Élevage laitier et sécheresse
Les systèmes à l'herbe sont les premiers touchés par la canicule
Si les températures ne baissent pas dans les prochains jours et que la pluie ne profite pas aux cultures fourragères, les conséquences risquent d’être lourdes pour des éleveurs laitiers qui font pour l’instant le dos rond.
Si les températures ne baissent pas dans les prochains jours et que la pluie ne profite pas aux cultures fourragères, les conséquences risquent d’être lourdes pour des éleveurs laitiers qui font pour l’instant le dos rond.

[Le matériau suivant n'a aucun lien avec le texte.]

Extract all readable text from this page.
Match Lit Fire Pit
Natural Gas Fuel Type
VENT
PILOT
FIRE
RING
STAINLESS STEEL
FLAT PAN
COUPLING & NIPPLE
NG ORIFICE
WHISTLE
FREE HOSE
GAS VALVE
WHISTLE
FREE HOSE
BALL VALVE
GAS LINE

À l’heure où une partie de la France laitière constate déjà les effets de la canicule sur les animaux, ceux de la sécheresse sur les stocks fourragers et que plane une baisse conséquente de la production de lait – certains vont jusqu’à évoquer un risque de pénurie –, les éleveurs de la Somme semblent épargnés… en apparence. Car pour Olivier Thibaut, éleveur à Belloy-sur-Somme, «il ne faudrait pas que cette situation dure trop longtemps». «Certains collègues commencent à taper dans les stocks hivernaux, d’autres achètent (cher) de l’aliment à l’extérieur et d’autres encore commencent à diminuer leurs cheptels», expliquait-il en milieu de semaine. Le constat est le même chez Valentin Crimet, éleveur à Huchenneville et président de l’Union des producteurs de lait de Picardie (UPLP) : «Pour l’instant, on n’a pas encore beaucoup de retours, mais ceux que l’on a ne sont pas forcément bons… Dans le Vimeu, on limite la casse, mais là où les terres sont plus sablonneuses, c’est autre chose.» Comme le décrit Valentin Crimet, les conséquences des fortes chaleurs des dernières semaines sont doubles : «D’un côté, on a une canicule qui perturbe les animaux. Au-delà de 30°, sans vent, on peut avoir une perte de production de 5 à 10°. Quand la température dépasse les 35°, la baisse de production peut atteindre 20%». Et de l’autre, la sécheresse qui dégrade en quantité comme en qualité les fourrages.
«Certains ensilent déjà»
«Globalement, constate Olivier Thibaut, les maïs sont corrects, même s’il y a bien sûr des parcelles qui ne donneront pas grand-chose. Mais si on n’a pas d’eau dans les prochains jours, ce sera compliqué avec un risque de desséchement». Là où les potentiels sont déjà entamés, certains agriculteurs étaient tentés de débuter les travaux d’ensilage au cours des derniers jours. «Ça surprend, c’est sûr, mais s’ils attendent trop longtemps, ce sera trop sec et il n’y aura plus rien à récolter…», constate-t-il. Sur sa ferme de Belloy-sur-Somme, l’éleveur estime être plutôt épargné, mais ailleurs, ce n’est pas le cas de tout le monde. A Daours, dans l’Amiénois, Jean-Louis Bouthors est mitigé : «Sur certaines parcelles (de maïs, ndlr), j’aurai entre 15 et 50% de rendement en moins». S’il se montre aussi inquiet, c’est parce qu’il craint aussi un défaut de valeur nutritive malgré des apparences flatteuses de certaines parcelles : «On va avoir de l’encombrement, mais quelle sera la valeur, interroge-t-il. Pour nourrir les jeunes animaux, ça ira, mais ce n’est pas avec de l’aliment comme cela qu’on va réussir à faire du lait». Aujourd’hui, les fortes températures ont déjà une conséquence sur la production laitière : «Avec la chaleur, ma cinquantaine de vaches produit moins. En temps normal, elles font entre 24 et 25 litres, mais en ce moment, c’est plutôt 20-21 litres.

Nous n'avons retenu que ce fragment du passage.